Books For Video Game Lovers

 

For the Win by Cory Doctorow: This timely and intriguing thriller revolving around the very real economies of massive multiplayer online games will appeal to both teens and adults. When teenagers around the globe end up on the wrong side of a virtual economy, they have to use their wits to survive. Battling real-world corporations in true cyberpunk style, they employ every trick they have to crash the markets of all the online games in the world. Doctorow’s fast-paced novel blurs the lines between what’s real and what’s a game, using the mechanics of online games to speculate on a fascinating future.

Ready Player One by Ernest Cline: James Halliday, the creator of the world’s favorite pastime, a massive multiplayer online game, dies and leaves behind a quest for his devoted fans. Hidden away in OASIS—and locked behind puzzles related to the pop culture of the late 20th century that Halliday loved—is an astounding prize.

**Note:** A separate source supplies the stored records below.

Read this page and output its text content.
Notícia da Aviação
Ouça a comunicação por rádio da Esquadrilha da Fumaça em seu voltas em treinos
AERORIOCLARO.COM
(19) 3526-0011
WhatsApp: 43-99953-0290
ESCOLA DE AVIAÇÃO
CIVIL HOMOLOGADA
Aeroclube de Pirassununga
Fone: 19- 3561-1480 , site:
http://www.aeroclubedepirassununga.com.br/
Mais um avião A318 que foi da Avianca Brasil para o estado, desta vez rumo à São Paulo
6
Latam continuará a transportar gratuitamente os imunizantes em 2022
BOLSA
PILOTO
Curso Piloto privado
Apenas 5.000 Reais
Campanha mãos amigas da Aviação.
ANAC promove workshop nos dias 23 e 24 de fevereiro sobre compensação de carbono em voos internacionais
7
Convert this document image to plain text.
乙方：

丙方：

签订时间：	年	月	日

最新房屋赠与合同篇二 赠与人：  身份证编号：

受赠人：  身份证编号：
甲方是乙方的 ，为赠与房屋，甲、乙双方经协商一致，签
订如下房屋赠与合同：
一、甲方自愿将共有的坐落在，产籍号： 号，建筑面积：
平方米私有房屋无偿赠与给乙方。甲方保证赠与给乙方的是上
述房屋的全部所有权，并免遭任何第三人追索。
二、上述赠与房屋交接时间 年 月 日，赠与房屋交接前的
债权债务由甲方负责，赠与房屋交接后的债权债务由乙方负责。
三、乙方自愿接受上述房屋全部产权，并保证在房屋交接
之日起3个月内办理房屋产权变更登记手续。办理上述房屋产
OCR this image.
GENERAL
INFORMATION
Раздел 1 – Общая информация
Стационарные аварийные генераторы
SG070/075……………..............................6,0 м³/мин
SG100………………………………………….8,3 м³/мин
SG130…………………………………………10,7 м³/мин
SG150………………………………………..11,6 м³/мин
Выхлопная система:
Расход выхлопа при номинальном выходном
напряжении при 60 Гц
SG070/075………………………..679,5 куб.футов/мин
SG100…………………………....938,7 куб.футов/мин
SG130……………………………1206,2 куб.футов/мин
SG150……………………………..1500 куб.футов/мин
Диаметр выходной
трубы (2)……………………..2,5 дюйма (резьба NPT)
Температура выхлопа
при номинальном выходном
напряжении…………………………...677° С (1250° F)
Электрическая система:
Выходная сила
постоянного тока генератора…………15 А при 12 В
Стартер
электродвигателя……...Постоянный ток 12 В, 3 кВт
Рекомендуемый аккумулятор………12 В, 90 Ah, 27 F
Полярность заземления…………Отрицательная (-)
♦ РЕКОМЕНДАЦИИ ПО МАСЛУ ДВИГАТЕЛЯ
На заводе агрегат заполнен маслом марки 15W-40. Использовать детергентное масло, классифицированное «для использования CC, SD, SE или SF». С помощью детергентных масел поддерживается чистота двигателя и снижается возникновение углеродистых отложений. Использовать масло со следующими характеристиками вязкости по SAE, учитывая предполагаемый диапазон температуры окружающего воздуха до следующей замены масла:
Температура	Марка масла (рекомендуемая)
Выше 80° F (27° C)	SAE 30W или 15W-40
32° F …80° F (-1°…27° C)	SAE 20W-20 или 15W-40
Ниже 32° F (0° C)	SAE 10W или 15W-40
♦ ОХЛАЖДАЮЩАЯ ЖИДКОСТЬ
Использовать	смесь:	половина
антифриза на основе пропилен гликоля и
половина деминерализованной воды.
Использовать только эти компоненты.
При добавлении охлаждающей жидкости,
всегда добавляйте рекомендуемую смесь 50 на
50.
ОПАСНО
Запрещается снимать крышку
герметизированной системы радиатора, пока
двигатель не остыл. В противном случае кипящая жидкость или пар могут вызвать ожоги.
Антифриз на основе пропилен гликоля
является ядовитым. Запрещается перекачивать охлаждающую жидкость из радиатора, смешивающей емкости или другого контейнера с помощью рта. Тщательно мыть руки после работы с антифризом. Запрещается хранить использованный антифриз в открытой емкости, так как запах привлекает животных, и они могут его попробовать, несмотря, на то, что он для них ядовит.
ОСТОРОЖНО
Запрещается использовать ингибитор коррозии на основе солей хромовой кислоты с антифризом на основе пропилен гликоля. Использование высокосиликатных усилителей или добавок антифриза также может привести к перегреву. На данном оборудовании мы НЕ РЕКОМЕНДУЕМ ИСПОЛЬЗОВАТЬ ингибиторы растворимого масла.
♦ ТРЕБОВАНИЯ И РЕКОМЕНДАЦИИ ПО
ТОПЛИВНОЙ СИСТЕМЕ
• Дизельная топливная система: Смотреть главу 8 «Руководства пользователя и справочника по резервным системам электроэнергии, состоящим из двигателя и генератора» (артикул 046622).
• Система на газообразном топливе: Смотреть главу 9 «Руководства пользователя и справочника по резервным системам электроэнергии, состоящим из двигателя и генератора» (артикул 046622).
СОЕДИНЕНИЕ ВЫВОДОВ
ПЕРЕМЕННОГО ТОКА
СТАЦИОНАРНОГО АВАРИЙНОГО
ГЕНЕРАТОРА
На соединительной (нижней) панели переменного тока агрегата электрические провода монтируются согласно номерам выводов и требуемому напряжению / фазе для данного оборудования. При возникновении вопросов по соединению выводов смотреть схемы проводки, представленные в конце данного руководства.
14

Living in a grimly dystopian 2044, Wade Watts dreams of finding the treasure and escaping the slums of his stacked trailer park home. But he has to beat other, better-equipped seekers, Halliday scholars, and even corporations trying to take him down.

You by Austin Grossman: When game designer Russell Marsh joins the video company his old friends created, he’s happy to be working in a familiar setting. But he soon needs to know what happened to his friend Simon, who died mysteriously just after the company hit it big. When Russell finds a strange glitch in his newest game, the mystery gets bigger than he could have ever imagined, leading him through virtual worlds, real-life boardrooms, even back to childhood computer camp. Grossman draws on his own experiences as a game designer to write one of the most interesting and literary novels about video games to date.